Months ago 3 good friends from DC had bought tickets to come and visit Dennis and Dianne and I this summer. It almost got to the point where I would have missed them in addition to the entirety of my planned Labrang trip, but at the last minute the clouds parted and I grabbed a plane ticket, arriving in Chengdu the night before we were all scheduled to head up into the mountains. Just in time!

Our trip started in Chengdu, capital of Sichuan province. I visited it with Carlos Froman four years ago, and actually had little interest in doing it again at the moment. The objective was to get out of the big city as soon as possible, to see the Tibetan region of Kham which takes up roughly half of Sichuan.

To briefly explain Kham- Tibet has traditionally had three provinces. U-Tsang is what China today calls Tibet Province, but the other two (Amdo and Kham) have been cut up and distributed throughout Qinghai, Gansu, Sichuan, and Yunnan provinces. Kham is every bit as Tibetan as Lhasa- perhaps more so, given that Beijing hasn't bothered to Sinify it yet. It's also a lot easier to get in because unlike Lhasa you don't need a special permit, and it's a LOT cheaper.
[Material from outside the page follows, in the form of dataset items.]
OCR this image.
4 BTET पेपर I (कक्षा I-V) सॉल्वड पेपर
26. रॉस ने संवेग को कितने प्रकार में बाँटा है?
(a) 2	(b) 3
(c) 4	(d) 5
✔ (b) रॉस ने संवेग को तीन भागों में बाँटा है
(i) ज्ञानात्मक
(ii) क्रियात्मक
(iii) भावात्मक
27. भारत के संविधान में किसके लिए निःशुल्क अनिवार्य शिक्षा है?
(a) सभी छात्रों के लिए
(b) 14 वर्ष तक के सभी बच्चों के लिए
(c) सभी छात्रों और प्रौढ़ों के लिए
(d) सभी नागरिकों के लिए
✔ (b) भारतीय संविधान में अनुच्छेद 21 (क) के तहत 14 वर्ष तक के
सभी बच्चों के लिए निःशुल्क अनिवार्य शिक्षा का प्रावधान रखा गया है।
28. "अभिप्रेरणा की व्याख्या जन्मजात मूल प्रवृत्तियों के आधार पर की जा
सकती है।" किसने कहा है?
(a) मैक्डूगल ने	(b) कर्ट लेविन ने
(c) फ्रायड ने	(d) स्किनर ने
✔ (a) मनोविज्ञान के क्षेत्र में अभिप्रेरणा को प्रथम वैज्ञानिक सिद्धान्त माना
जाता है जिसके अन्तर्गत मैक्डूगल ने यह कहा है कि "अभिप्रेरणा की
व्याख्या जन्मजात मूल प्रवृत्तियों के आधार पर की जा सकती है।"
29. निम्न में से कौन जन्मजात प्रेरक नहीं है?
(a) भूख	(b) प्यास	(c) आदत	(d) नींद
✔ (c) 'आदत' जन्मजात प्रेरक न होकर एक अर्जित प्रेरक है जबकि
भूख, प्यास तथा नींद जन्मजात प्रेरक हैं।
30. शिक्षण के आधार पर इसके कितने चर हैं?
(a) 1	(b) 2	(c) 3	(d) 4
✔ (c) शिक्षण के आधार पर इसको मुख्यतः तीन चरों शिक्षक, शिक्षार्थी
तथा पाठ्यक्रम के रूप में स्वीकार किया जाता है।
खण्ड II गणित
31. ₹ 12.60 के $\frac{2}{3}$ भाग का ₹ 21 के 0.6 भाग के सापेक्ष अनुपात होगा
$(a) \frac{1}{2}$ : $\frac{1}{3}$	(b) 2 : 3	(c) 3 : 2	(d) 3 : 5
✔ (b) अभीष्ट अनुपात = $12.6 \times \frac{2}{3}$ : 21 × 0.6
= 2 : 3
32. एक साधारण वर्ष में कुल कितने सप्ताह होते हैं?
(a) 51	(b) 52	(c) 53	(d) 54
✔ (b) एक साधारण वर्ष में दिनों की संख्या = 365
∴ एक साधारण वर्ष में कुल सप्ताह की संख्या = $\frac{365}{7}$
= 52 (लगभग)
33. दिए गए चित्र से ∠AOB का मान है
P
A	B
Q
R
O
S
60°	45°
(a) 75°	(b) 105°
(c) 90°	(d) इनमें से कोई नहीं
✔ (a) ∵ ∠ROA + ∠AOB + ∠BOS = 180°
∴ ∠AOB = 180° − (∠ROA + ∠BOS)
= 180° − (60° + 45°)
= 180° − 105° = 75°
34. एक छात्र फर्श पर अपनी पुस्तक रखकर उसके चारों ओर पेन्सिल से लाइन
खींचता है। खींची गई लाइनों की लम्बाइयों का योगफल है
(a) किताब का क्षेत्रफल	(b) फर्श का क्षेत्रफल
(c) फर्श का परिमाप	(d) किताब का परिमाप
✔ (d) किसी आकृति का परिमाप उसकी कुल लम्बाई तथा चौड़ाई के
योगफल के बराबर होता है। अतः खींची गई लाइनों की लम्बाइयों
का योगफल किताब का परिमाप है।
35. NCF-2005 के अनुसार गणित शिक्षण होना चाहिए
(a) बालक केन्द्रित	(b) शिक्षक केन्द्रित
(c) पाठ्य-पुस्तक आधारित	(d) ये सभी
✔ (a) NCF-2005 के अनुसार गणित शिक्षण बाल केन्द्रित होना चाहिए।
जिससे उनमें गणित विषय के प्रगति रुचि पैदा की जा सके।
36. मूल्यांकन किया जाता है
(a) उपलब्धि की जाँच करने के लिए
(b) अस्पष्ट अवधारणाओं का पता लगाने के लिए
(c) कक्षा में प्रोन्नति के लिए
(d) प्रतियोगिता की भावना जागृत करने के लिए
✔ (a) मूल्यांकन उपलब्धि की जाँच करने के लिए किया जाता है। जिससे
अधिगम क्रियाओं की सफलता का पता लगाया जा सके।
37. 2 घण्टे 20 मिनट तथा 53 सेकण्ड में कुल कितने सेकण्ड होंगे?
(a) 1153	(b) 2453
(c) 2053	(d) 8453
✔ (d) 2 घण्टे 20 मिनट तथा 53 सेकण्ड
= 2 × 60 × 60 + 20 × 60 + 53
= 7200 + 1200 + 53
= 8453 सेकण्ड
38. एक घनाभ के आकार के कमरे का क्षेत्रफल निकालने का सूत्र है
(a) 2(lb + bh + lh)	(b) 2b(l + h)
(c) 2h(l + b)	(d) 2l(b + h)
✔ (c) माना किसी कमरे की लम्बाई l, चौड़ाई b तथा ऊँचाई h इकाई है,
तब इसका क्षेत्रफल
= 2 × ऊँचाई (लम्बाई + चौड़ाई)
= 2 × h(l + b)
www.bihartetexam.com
The first leg of our trip was from Chengdu to Kangding, the traditional gateway to Kham. The transition, from Chinese to Tibetan, is so slow you barely notice it. Over the course of the 8.5 hour bus ride the landscape changes from the relatively flat Sichuan basin to incredibly high peaks. In one town you see one store with a sign in Tibetan, in the next town there are two, and then half of the stores have them, and by the time you reach Kangding they almost all do. Prayer flags change from being the sign of a Tibet shop to being a ubiquitous feature on every bridge, home, and peak.

Kangding itself was a nice enough town, stretching along both sides of the Dar River which gives the town its Tibetan name, Dardo:

In Kangding we stayed at the Zhilam hostel, which is easily one of the best hostels I've ever stayed in. Located in a village above the town proper, it's very comfortable and the staff was very hospitable. Their recommendation of a hike made the entire stay worthwhile. You see, Kangding is famous for Mt. Paoma, which inspired a popular Chinese love song and is probably the largest single tourist attraction in town. The hostel staff advised that we skip it, though, and take a hike straight up the mountain behind the hostel itself. It would be more difficult, they warned, but a) free and b) much more scenic, with a grassland at the top. Sold!

On starting the hike, we immediately felt that altitude. The first leg took us up to a huge formation of prayer flags on the lower peak of the mountain:

The flags stretched into the woods, which incongruously hosted a random collection of cows and horses:

About two hard hours later we approached the top, with a nice view of the town below:

At this point the path leveled out, taking us the rest of the way to the grassland:

The grassland itself, with a bunch of horses. A really pleasant, almost alpine place, well worth the battle to get there:

After descending we went to a Tibetan restaurant and ordered a few plates of momos, Tibetan dumplings, and fried wild greens. A feast! Tomorrow: the ride to Lhagang.